Sering meratapi masa lalu, kemudian bersedih karenanya dan mengabaikan hari yang tengah dijalani adalah suatu kesia-siaan.
Karena tangisan, ratapan, tidak akan pernah mengembalikan hal yang sudah berlalu.
Dr Aidh Al Qarni dalam poin ini menjelaskan, bahwa saat kita sibuk dengan masa lalu, kemudian mengabaikan masa depan, itu adalah suatu bencana yang besar.
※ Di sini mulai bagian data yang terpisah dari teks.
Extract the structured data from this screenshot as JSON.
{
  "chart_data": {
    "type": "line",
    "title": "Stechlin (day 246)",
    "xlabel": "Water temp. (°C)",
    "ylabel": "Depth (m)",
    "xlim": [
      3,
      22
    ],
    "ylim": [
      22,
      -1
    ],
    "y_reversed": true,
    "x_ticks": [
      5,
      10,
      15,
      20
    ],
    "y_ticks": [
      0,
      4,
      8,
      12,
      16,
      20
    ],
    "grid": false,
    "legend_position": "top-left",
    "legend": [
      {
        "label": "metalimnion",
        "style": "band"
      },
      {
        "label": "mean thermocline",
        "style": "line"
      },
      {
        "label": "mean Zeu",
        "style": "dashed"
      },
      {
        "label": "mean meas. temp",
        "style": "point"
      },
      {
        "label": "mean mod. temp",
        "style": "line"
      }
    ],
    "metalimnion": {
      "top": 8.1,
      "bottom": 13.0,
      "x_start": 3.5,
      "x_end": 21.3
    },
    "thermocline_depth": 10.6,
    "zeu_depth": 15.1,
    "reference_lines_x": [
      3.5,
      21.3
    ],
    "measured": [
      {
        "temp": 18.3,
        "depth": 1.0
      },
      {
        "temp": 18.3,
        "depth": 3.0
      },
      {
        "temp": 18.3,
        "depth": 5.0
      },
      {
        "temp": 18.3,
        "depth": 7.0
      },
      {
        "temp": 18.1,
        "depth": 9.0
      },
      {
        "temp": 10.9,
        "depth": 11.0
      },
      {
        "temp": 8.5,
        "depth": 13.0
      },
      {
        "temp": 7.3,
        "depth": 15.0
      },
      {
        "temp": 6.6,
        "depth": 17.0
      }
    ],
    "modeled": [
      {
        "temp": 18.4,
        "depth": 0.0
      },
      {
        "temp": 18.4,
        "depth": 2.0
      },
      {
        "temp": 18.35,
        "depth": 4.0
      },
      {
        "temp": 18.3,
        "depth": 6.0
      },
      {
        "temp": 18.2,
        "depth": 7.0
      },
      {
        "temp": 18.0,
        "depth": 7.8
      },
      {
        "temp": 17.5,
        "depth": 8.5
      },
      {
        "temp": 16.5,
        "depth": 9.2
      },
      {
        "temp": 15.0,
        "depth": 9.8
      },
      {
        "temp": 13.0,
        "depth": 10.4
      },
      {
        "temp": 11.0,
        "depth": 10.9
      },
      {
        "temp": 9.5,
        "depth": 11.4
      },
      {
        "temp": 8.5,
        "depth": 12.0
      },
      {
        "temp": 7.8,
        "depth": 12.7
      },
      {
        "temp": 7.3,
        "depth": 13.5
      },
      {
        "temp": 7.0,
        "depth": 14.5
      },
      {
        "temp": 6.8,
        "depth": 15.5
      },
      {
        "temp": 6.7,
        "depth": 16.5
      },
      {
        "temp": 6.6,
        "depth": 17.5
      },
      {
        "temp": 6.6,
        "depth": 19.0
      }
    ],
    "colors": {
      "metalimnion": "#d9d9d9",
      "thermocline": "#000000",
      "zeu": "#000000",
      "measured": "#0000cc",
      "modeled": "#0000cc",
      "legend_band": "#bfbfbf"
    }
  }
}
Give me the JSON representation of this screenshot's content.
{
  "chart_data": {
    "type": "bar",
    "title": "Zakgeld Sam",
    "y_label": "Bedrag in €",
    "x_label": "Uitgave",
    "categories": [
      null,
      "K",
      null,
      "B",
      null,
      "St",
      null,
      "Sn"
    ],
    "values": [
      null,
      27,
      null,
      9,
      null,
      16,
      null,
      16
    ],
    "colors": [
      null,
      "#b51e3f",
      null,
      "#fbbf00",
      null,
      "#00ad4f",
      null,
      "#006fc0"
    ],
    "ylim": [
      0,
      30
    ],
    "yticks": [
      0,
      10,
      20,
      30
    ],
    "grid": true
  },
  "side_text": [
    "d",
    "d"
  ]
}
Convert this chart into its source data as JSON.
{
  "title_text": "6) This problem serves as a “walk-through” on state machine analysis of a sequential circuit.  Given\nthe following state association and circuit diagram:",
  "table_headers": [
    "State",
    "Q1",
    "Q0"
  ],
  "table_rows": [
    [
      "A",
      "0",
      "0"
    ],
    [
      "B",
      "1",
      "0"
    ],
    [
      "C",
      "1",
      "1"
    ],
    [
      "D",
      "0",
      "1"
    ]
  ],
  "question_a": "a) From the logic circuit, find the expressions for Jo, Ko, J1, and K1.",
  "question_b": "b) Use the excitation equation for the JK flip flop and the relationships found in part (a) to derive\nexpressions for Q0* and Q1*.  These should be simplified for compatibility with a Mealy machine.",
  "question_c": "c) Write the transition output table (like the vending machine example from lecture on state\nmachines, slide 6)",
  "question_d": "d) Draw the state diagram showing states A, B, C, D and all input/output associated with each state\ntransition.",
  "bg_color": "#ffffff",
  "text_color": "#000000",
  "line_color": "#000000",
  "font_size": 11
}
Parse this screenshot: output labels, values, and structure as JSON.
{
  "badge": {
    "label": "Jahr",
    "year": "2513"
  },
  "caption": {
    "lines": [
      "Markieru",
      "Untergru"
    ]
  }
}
Kenapa disebut bencana besar? Karena kita pasti akan kehilangan dua hal.
Pertama, masa lalu yang kita ratapi dan sudah pasti takkan kembali, dan yang kedua adalah hari ini yang kita abaikan.
Istilah di bawah ini mungkin klasik, tapi relevan.
Bahwa, kita tidak bisa mengembalikan bubur menjadi nasi ataupun beras, tetapi kita bisa meraciknya menjadi lezat dan layak dikonsumsi.
Artinya, kita tidak bisa kembali ke masa lalu, yang harus kita lakukan adalah bagaimana menjadikan hari ini lebih berharga.
Setiap orang berhak hidup lebih baik di hari ini.
Namun, itu semua bergantung pada bagaimana menyikapi hari yang sudah berlalu.
Jika kegagalan di masa lalu, hal-hal pedih yang pernah terjadi, dimaknai dengan positif dan menjadi bahan evaluasi, maka, dapat dipastikan bahwa hari setelahnya akan lebih baik.
Tetapi jika sebaliknya, maka sungguh, kehancuran itu pasti.
Manusia yang berpikir jernih tidak akan meratapi masa yang sudah berlalu, sebab air akan selalu mengalir ke bawah dan angin akan selalu berhembus ke depan.
Di akhir tulisan, Dr Aidh Al Qarni berpesan, janganlah melawan sunatullah dalam kehidupan.